Reading Eagle (August 23, 1944)
ON THE RECORD —
High comedy will mock Nazi rule on Paris
By Dorothy Thompson
Today it is difficult to recapture the feeling that gripped the world in June 1940 when Paris fell, and with Paris, France, men’s hearts and minds were paralyzed. Even in America, months before this war had become our own, there was anguish, and a terrible fear that as far as continental Europe was concerned, Western civilization had gone.
Militarily, there was no continental counterbalance. Russia stood aloof, neutral, mysterious. There were few who believed Britain could survive, or do more than hold out for a compromise peace. With the fall of Paris, America had become more isolated than in her entire history – a big island, covered only by a little island, rocking under siege.
In a political sense it was the great breakthrough of fascism, that seemed chosen by destiny to rule the world. In Paris, a quick-eyed camera caught a picture of Adolf Hitler in a capering mincing dance of joy.
So overwhelming was the German force, so swift and disastrous the defeat, that it seemed like an act of nature and at the outset was accepted with a kind of fatalism, as something preordained. In that moment the Germans appeared, even to their victims, as supermen. As they marched through the city, tall, clean, superbly clothed, with the shining rivers of their strange, gleaming, irresistible machines, they awakened a reluctant admiration. From Vichy, Pétain’s wavering voice deepened the French feeling of inferiority. Perhaps it was in the logical nature of things that the strong should win and rule.
Thus, a capricious woman, mastered against her will, may feel a certain dependency and security in the strength and desire of her master. There was something of that, for a brief moment, in France. Who knows? It might have lasted – if the master had not started to reeducate her. That is always the German mistake.
And ordinary men do not remain supermen for four years. A parade isa one thing; an occupation is another. Parisians began to see Germans with their boots off. A successful occupation army must understand the country and the people whom it rules. The Germans could not understand Paris. When they ceased to be conquering tourists, they were homesick strangers. Bit by bit they became not only oppressive, but ridiculous.
In the latitude of the spirit, it is farther from Berlin to Paris than from Berlin to Moscow or London.
The spirit of Paris is wiry and tough; the German spirit heavy and brittle. Parisians are conventional but not disciplined; tolerant but exclusive; skeptical but not credulous; witty, not humorous; lucid, and never sentimental.
Paris is the city of Pissarro, Seurat, Utrillo, who convey its beauty in light and vibrancy, a manner of seeing and painting that no German has ever mastered, in art or in life. Despite that it was mental but graceful. Nothing is overblown; everything is in moderation.
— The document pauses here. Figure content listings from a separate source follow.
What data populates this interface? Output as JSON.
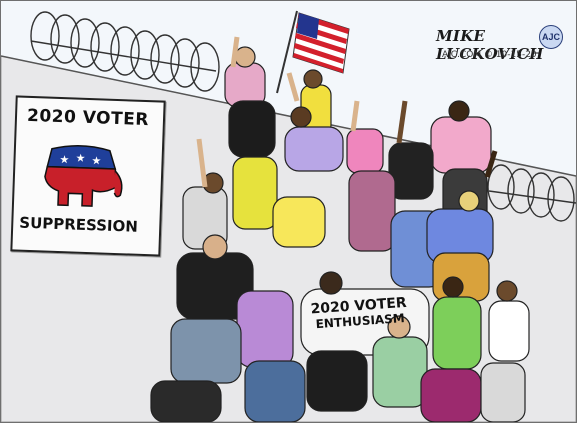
{
  "sign": {
    "line1": "2020 VOTER",
    "line2": "SUPPRESSION",
    "logo_icon": "republican-elephant-icon"
  },
  "shirt": {
    "line1": "2020 VOTER",
    "line2": "ENTHUSIASM"
  },
  "signature": {
    "name": "MIKE LUCKOVICH",
    "badge": "AJC",
    "sub": "AJC.COM © 10-15-20"
  },
  "colors": {
    "sky": "#f3f7fb",
    "wall": "#e6e6e8",
    "elephant_red": "#c8202a",
    "elephant_blue": "#1f3f9a",
    "flag_red": "#d3202c",
    "flag_blue": "#23358e"
  }
}
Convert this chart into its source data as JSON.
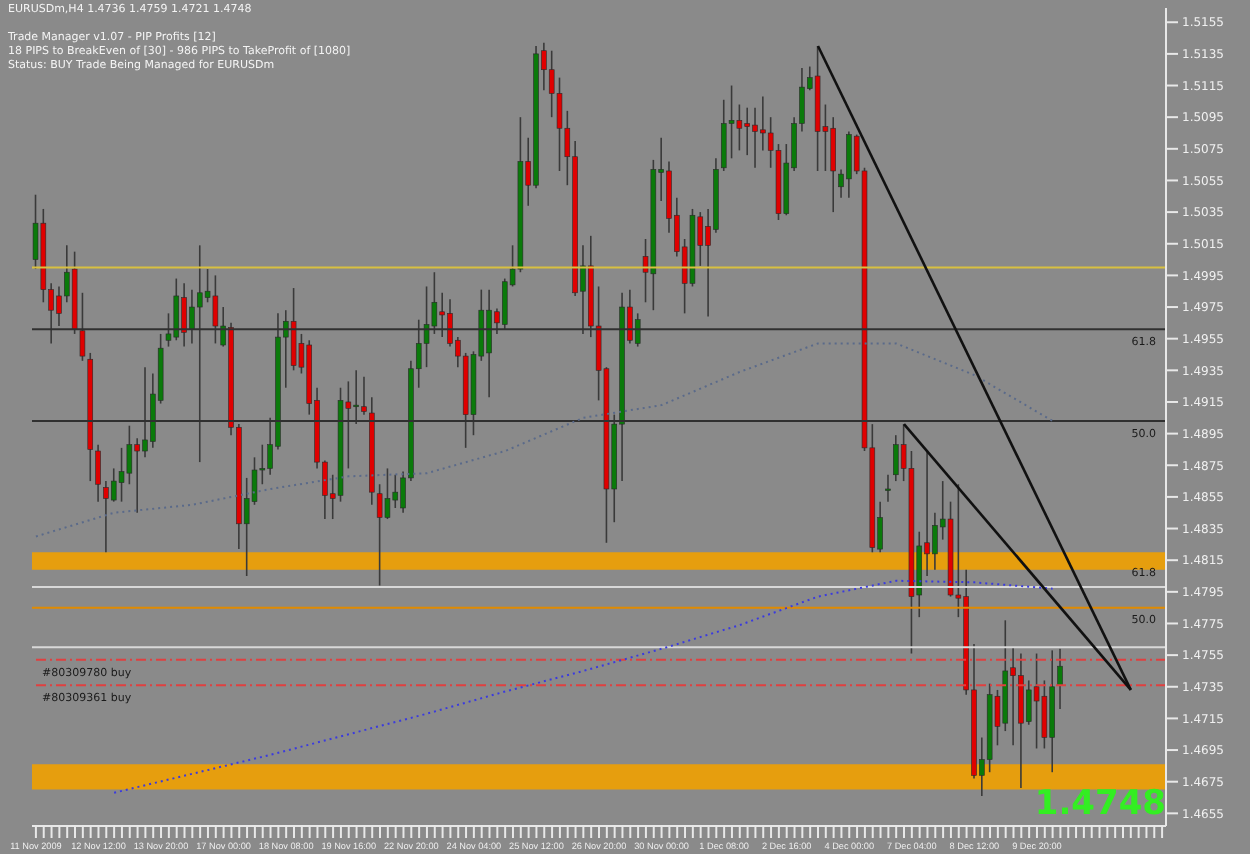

Moderation is so un-German that the Germans make vices out of their very virtues, committing, as George Bernard Shaw remarked back in 1901, hideous crimes but always and only in the name of duty. The Parisians care little for “order.” But they have equilibrium. Nor is their laugh the belly-howl of farce, but the fine grin of comedy. in Paris, the satyr is a satirist.
Thus, years from now, when the sufferings of these four years are dimmed, I am sure it will be no French tragedian who will immortalize the four years of German occupation, but a new Moliere, making of it a high comedy – the kind of comedy that destroys, forever, with irony.
The crumbling of the German prestige began with the Parisians long before their armies began to disintegrate. Paris continued to belong to the Parisians. The Germans were everywhere and everywhere on the outside. They wanted to be liked. They strutted their stuff. They wooed the already conquered. When that happens, however, a man is lost. Rejected, the Germans resumed the masterly role and shot those who repulsed them. but nothing is more ridiculous than a superman, wavering between presenting bouquets and battering down the door.
I am sure that the Parisian feeling today is, “Thank God the British and Americans are coming to remove these idiotic bores.”
The Germans in Paris have suffered far more than a military defeat. They have suffered a psychological defeat, which in the long run will trouble and confuse them more. Not even defeat will do most to break the German spirit, but defeat coming atop years of unchallenged victory – and victory that proved pure illusion.